On the behavior of the Generalized Alignment Index (GALI) method for regular motion in multidimensional Hamiltonian systems

TL;DR

This paper studies the GALI method's behavior for regular orbits in multidimensional Hamiltonian systems, revealing how its asymptotic values vary with system parameters and confirming its robustness across initial deviations.

Contribution

It provides a detailed analysis of GALI$_k$ behavior near stable periodic orbits in the FPUT $eta$ model, highlighting how it depends on energy and orbit position, and confirms its independence from initial deviation vectors.

Findings

GALI$_k$ decreases with increasing $k$ and energy approaching destabilization.

GALI$_k$ increases as the orbit moves away from the periodic orbit.

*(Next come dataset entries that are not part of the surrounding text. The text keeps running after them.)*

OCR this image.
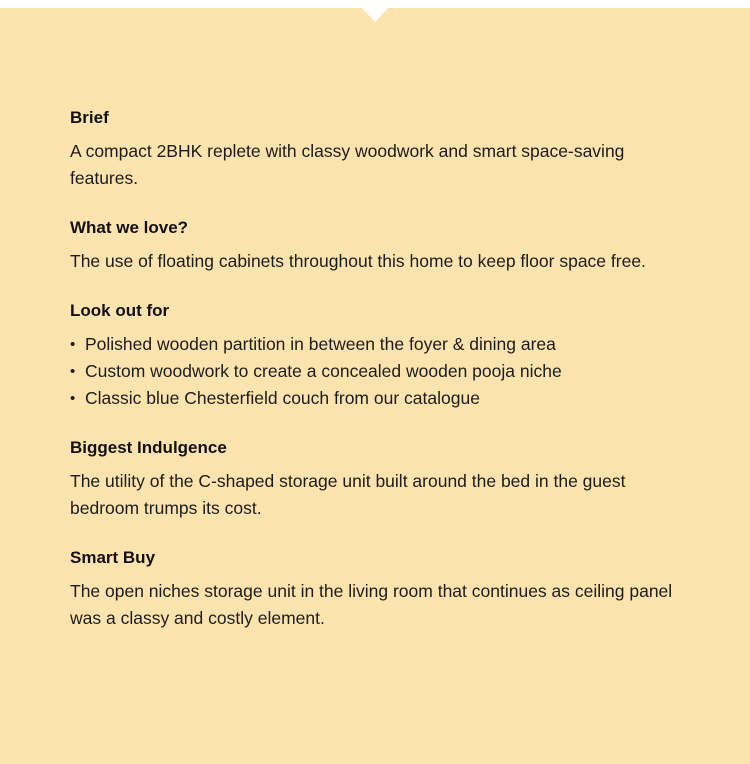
Brief

A compact 2BHK replete with classy woodwork and smart space-saving features.

What we love?

The use of floating cabinets throughout this home to keep floor space free.

Look out for
• Polished wooden partition in between the foyer & dining area
• Custom woodwork to create a concealed wooden pooja niche
• Classic blue Chesterfield couch from our catalogue
Biggest Indulgence

The utility of the C-shaped storage unit built around the bed in the guest bedroom trumps its cost.

Smart Buy

The open niches storage unit in the living room that continues as ceiling panel was a classy and costly element.
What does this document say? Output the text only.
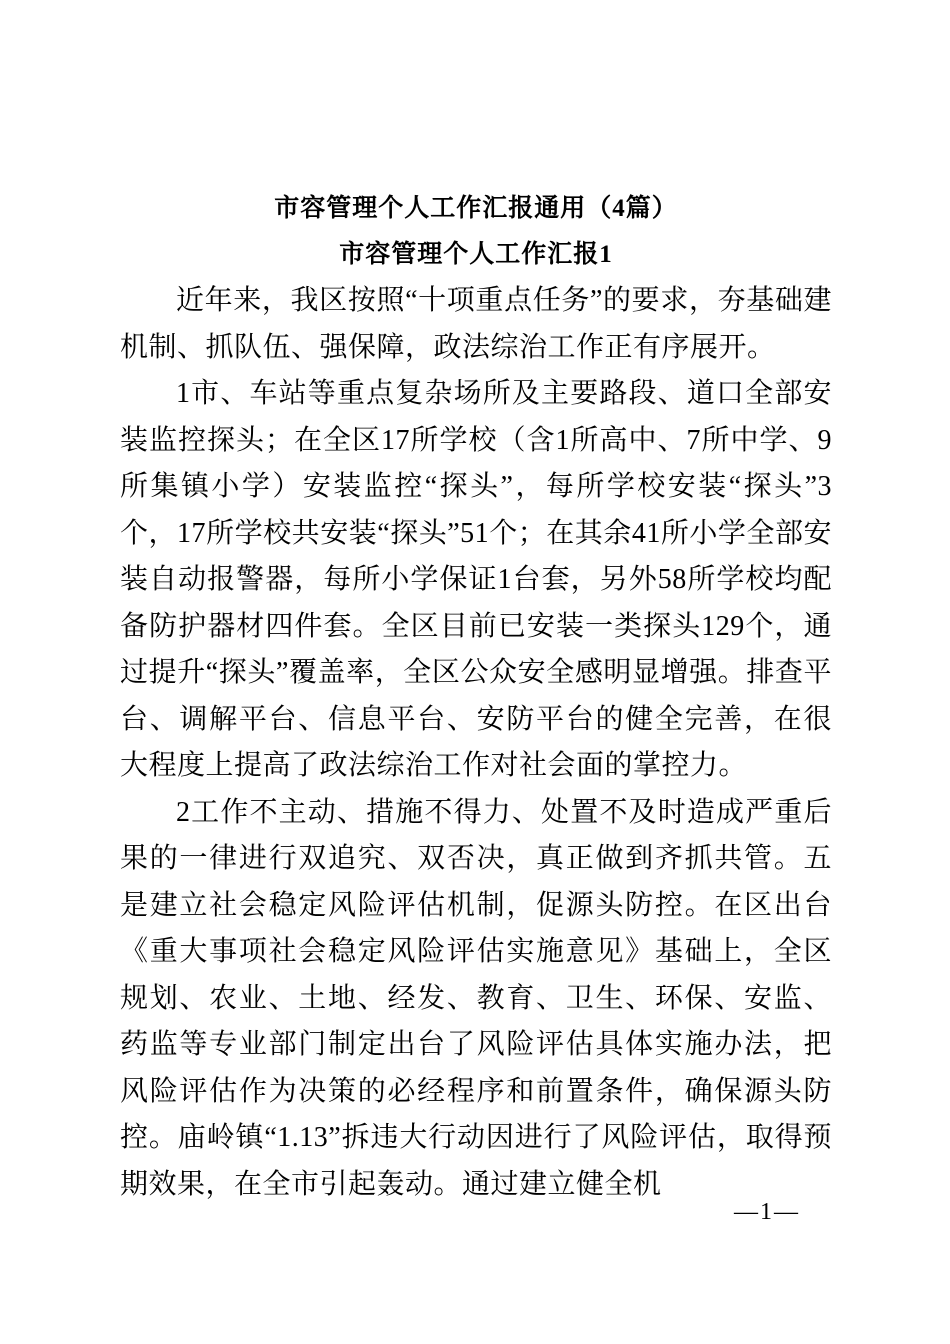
市容管理个人工作汇报通用（4篇）
市容管理个人工作汇报1

近年来，我区按照“十项重点任务”的要求，夯基础建机制、抓队伍、强保障，政法综治工作正有序展开。

1市、车站等重点复杂场所及主要路段、道口全部安装监控探头；在全区17所学校（含1所高中、7所中学、9所集镇小学）安装监控“探头”，每所学校安装“探头”3个，17所学校共安装“探头”51个；在其余41所小学全部安装自动报警器，每所小学保证1台套，另外58所学校均配备防护器材四件套。全区目前已安装一类探头129个，通过提升“探头”覆盖率，全区公众安全感明显增强。排查平台、调解平台、信息平台、安防平台的健全完善，在很大程度上提高了政法综治工作对社会面的掌控力。

2工作不主动、措施不得力、处置不及时造成严重后果的一律进行双追究、双否决，真正做到齐抓共管。五是建立社会稳定风险评估机制，促源头防控。在区出台《重大事项社会稳定风险评估实施意见》基础上，全区规划、农业、土地、经发、教育、卫生、环保、安监、药监等专业部门制定出台了风险评估具体实施办法，把风险评估作为决策的必经程序和前置条件，确保源头防控。庙岭镇“1.13”拆违大行动因进行了风险评估，取得预期效果，在全市引起轰动。通过建立健全机

—1—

GALI$_k$ behavior is independent of initial deviation vectors.

Abstract

We investigate the behavior of the Generalized Alignment Index of order $k$ (GALI$_k$) for regular orbits of multidimensional Hamiltonian systems. The GALI$_k$ is an efficient chaos indicator, which asymptotically attains positive values for regular motion when $2\leq k \leq N$, with $N$ being the dimension of the torus on which the motion occurs. By considering several regular orbits in the neighborhood of two typical simple, stable periodic orbits of the Fermi-Pasta-Ulam-Tsingou (FPUT) $\beta$ model for various values of the system's degrees of freedom, we show that the asymptotic GALI$_k$ values decrease when the index's order $k$ increases and when the orbit's energy approaches the periodic orbit's destabilization energy where the stability island vanishes, while they increase when the considered regular orbit moves further away from the periodic one for a fixed energy. In addition, performing extensive numerical simulations we show that the index's behavior does not depend on the choice of the initial deviation vectors needed for its evaluation.